The research company BraveNewCoin touched upon these challenges in a recent report, where it identified 18 serious non-financial risks facing the DeFi sector.
“Scalability risk is also the risk that Ethereum itself will not scale properly for DeFi protocols to be able to function sustainably over time. If network activity is too high (as it has been recently) it deters smaller investors and removes the ‘accessible’ aspect of DeFi — because smaller investors are earning rewards that are less than the fees required to obtain them. Not only does scalability risk impact investors, but it also impacts protocols,” BNC wrote.
And all of this is before we mention the countless smart contract vulnerabilities that have led to millions of dollars in capital from being sucked out of the DeFi ecosystem by malicious actors. High-profile incidents appear to happen on an almost weekly basis — affecting investor confidence and jeopardizing the industry’s long-term potential.
Finding the answers
According to Unifi — which has already launched on five different blockchains — change is needed if the sector has any prospect of establishing a meaningful presence in the crypto industry into the 2020s and beyond.

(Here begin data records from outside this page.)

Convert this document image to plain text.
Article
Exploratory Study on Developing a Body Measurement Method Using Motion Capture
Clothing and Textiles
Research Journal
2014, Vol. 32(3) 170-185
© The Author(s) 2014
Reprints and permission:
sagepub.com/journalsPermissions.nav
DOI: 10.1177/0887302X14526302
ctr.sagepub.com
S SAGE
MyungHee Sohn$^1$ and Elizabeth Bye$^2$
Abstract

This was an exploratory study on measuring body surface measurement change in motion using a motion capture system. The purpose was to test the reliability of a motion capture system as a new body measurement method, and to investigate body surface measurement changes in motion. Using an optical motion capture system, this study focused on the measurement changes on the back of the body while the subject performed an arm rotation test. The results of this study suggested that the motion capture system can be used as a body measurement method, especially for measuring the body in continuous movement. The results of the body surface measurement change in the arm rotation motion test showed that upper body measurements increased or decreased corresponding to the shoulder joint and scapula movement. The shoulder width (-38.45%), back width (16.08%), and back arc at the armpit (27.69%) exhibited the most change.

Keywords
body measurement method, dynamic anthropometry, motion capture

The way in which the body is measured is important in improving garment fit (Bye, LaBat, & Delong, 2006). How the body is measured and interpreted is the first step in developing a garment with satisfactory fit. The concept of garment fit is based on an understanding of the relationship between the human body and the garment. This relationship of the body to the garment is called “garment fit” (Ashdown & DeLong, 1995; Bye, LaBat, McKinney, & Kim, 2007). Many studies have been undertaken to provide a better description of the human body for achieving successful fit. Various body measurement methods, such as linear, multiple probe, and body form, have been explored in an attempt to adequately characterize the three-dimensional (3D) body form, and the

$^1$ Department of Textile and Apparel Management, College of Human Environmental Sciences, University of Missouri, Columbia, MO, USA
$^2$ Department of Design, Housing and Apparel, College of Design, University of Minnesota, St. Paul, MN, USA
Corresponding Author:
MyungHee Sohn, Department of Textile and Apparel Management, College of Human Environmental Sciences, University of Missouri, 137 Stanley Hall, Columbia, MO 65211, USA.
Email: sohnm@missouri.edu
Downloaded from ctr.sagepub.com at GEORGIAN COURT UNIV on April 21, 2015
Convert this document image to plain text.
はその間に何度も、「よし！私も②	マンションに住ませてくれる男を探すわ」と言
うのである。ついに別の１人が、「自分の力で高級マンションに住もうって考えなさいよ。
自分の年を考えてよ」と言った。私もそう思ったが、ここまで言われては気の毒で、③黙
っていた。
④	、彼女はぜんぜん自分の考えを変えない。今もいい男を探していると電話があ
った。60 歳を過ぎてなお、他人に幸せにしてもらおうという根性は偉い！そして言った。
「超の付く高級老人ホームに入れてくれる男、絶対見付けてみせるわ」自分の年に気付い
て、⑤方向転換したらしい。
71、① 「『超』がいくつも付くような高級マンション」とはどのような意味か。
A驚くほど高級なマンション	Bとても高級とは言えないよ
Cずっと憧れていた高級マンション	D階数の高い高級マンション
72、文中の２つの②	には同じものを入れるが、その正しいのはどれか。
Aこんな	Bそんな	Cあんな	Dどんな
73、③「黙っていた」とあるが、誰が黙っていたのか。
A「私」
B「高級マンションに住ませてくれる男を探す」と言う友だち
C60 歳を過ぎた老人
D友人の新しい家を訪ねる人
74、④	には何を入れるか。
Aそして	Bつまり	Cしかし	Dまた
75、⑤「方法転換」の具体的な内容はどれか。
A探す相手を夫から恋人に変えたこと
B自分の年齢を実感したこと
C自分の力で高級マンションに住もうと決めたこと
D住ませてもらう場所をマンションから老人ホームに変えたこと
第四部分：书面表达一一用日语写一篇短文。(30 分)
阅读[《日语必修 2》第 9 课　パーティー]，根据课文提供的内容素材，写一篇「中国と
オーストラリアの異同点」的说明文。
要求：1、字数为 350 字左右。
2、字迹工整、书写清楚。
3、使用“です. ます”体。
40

At present, the team behind this protocol believe the space is deeply flawed. On most DeFi platforms, those who make the most rewards are those who leave a platform first and move on to the next thing — creating distrust and causing confidence to evaporate. Resultantly, the top-ranking protocols with the highest total value locked are constantly changing.
“Unifi is custom built to be an efficient, rewarding, and sustainable system. Capitalizing on the strengths of each blockchain Unifi is on, we have created a system where all chains contribute together to form a complete tokenomics model, ensuring the success of the entire protocol,” Unifi CEO Juliun Brabon said.

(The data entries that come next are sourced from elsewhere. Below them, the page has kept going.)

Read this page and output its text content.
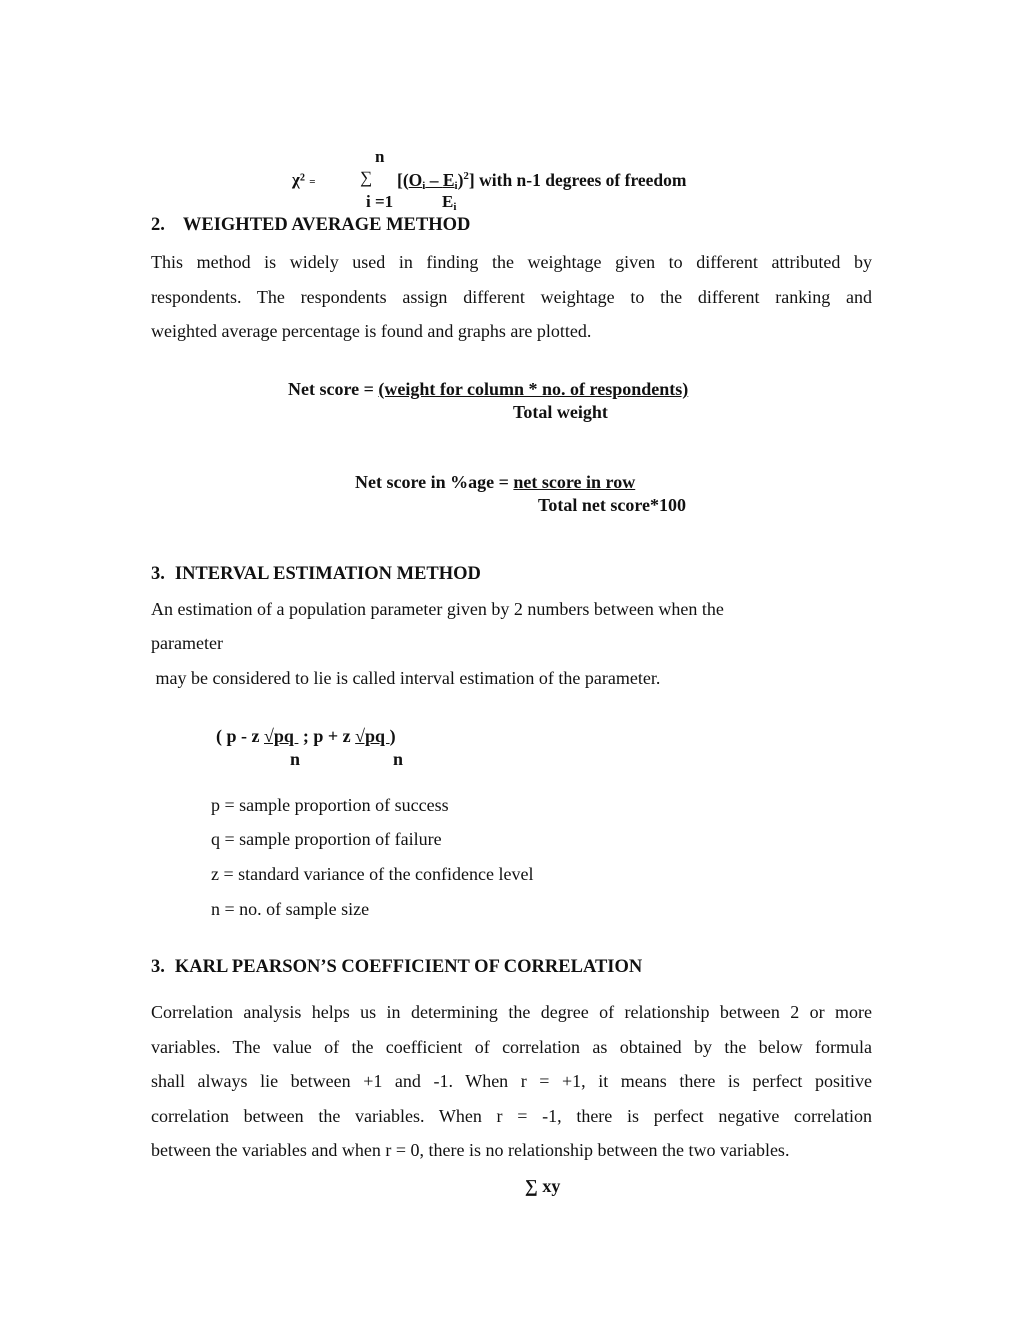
n
χ² =	∑ $[(O_i - E_i)^2]$ with n-1 degrees of freedom
i =1	$E_i$
2. WEIGHTED AVERAGE METHOD
This method is widely used in finding the weightage given to different attributed by
respondents. The respondents assign different weightage to the different ranking and
weighted average percentage is found and graphs are plotted.
Net score = (weight for column * no. of respondents)
Total weight
Net score in %age = net score in row
Total net score*100
3. INTERVAL ESTIMATION METHOD
An estimation of a population parameter given by 2 numbers between when the
parameter
may be considered to lie is called interval estimation of the parameter.
( p - z √pq  ; p + z √pq )
n	n
p = sample proportion of success
q = sample proportion of failure
z = standard variance of the confidence level
n = no. of sample size
3. KARL PEARSON’S COEFFICIENT OF CORRELATION
Correlation analysis helps us in determining the degree of relationship between 2 or more
variables. The value of the coefficient of correlation as obtained by the below formula
shall always lie between +1 and -1. When r = +1, it means there is perfect positive
correlation between the variables. When r = -1, there is perfect negative correlation
between the variables and when r = 0, there is no relationship between the two variables.
∑ xy
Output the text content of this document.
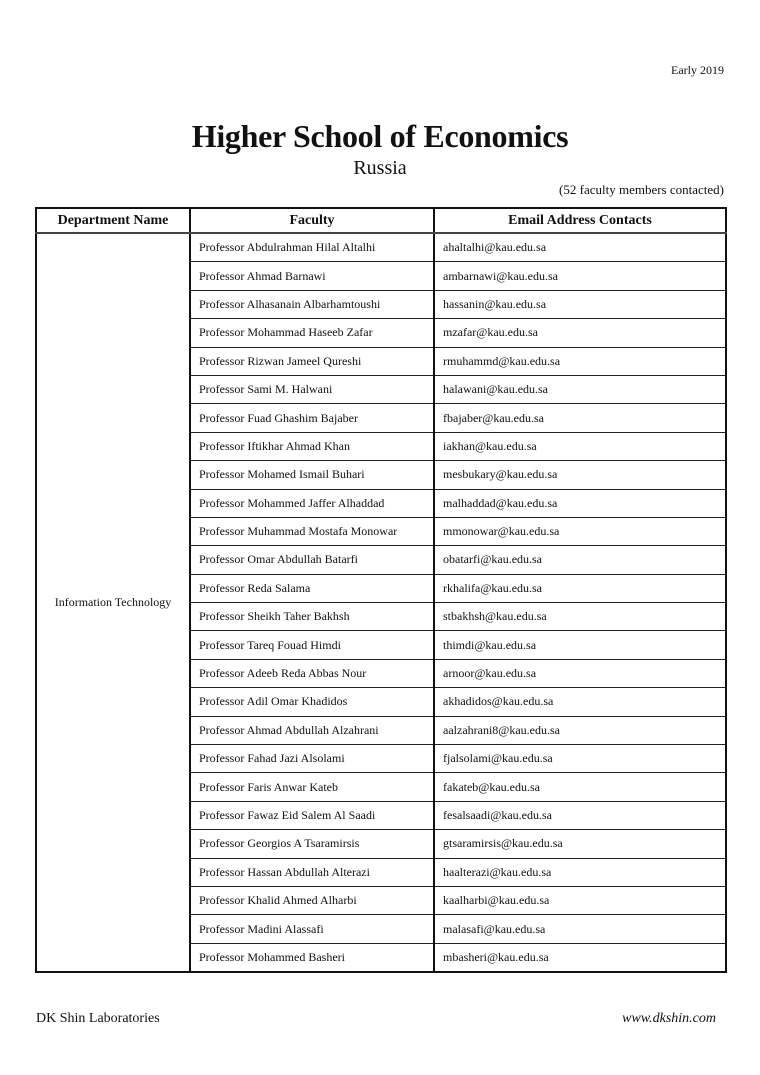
Early 2019
Higher School of Economics
Russia
(52 faculty members contacted)
Department Name	Faculty	Email Address Contacts
Information Technology	Professor Abdulrahman Hilal Altalhi	ahaltalhi@kau.edu.sa
	Professor Ahmad Barnawi	ambarnawi@kau.edu.sa
	Professor Alhasanain Albarhamtoushi	hassanin@kau.edu.sa
	Professor Mohammad Haseeb Zafar	mzafar@kau.edu.sa
	Professor Rizwan Jameel Qureshi	rmuhammd@kau.edu.sa
	Professor Sami M. Halwani	halawani@kau.edu.sa
	Professor Fuad Ghashim Bajaber	fbajaber@kau.edu.sa
	Professor Iftikhar Ahmad Khan	iakhan@kau.edu.sa
	Professor Mohamed Ismail Buhari	mesbukary@kau.edu.sa
	Professor Mohammed Jaffer Alhaddad	malhaddad@kau.edu.sa
	Professor Muhammad Mostafa Monowar	mmonowar@kau.edu.sa
	Professor Omar Abdullah Batarfi	obatarfi@kau.edu.sa
	Professor Reda Salama	rkhalifa@kau.edu.sa
	Professor Sheikh Taher Bakhsh	stbakhsh@kau.edu.sa
	Professor Tareq Fouad Himdi	thimdi@kau.edu.sa
	Professor Adeeb Reda Abbas Nour	arnoor@kau.edu.sa
	Professor Adil Omar Khadidos	akhadidos@kau.edu.sa
	Professor Ahmad Abdullah Alzahrani	aalzahrani8@kau.edu.sa
	Professor Fahad Jazi Alsolami	fjalsolami@kau.edu.sa
	Professor Faris Anwar Kateb	fakateb@kau.edu.sa
	Professor Fawaz Eid Salem Al Saadi	fesalsaadi@kau.edu.sa
	Professor Georgios A Tsaramirsis	gtsaramirsis@kau.edu.sa
	Professor Hassan Abdullah Alterazi	haalterazi@kau.edu.sa
	Professor Khalid Ahmed Alharbi	kaalharbi@kau.edu.sa
	Professor Madini Alassafi	malasafi@kau.edu.sa
	Professor Mohammed Basheri	mbasheri@kau.edu.sa
DK Shin Laboratories	www.dkshin.com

Unifi says it isn’t a clone of any existing protocol — and instead, the project says it delivers a sustainable tokenomics system that is more akin to a blockchain than a conventional DeFi protocol. This is demonstrated by their governance token, UNFI, which incorporates proof-of-stake into its model. Unifi offers loyalty rewards to liquidity providers and traders, encouraging a sense of community instead of being a race to be the first out.
The protocol adds that its multi-chain approach results in an ever-increasing audience with each new blockchain supported — with Ethereum, Tron, Ontology, Harmony and the Binance Smartchain united through the use of base tokens. In the last quarter of 2020 and continuing through 2021, Unifi is set to launch on additional blockchains — and new DeFi services, such as cross-chains swaps and a lending platform, will be released.
In order to gain cross-industry support, Unifi says it has received investment from over 20 blockchain venture capital firms, including four major exchanges — Binance, MXC, Bibox and HBTC. Unifi’s governance token, UNFI was recently featured on Binance Launchpool.
As 2021 begins, all eyes will be on DeFi to see whether it can maintain its current size — let alone build on the astronomical growth that was seen in 2020. Sustainability is shaping up to be crucial in making this happen, and encouraging user loyalty could be the key to success.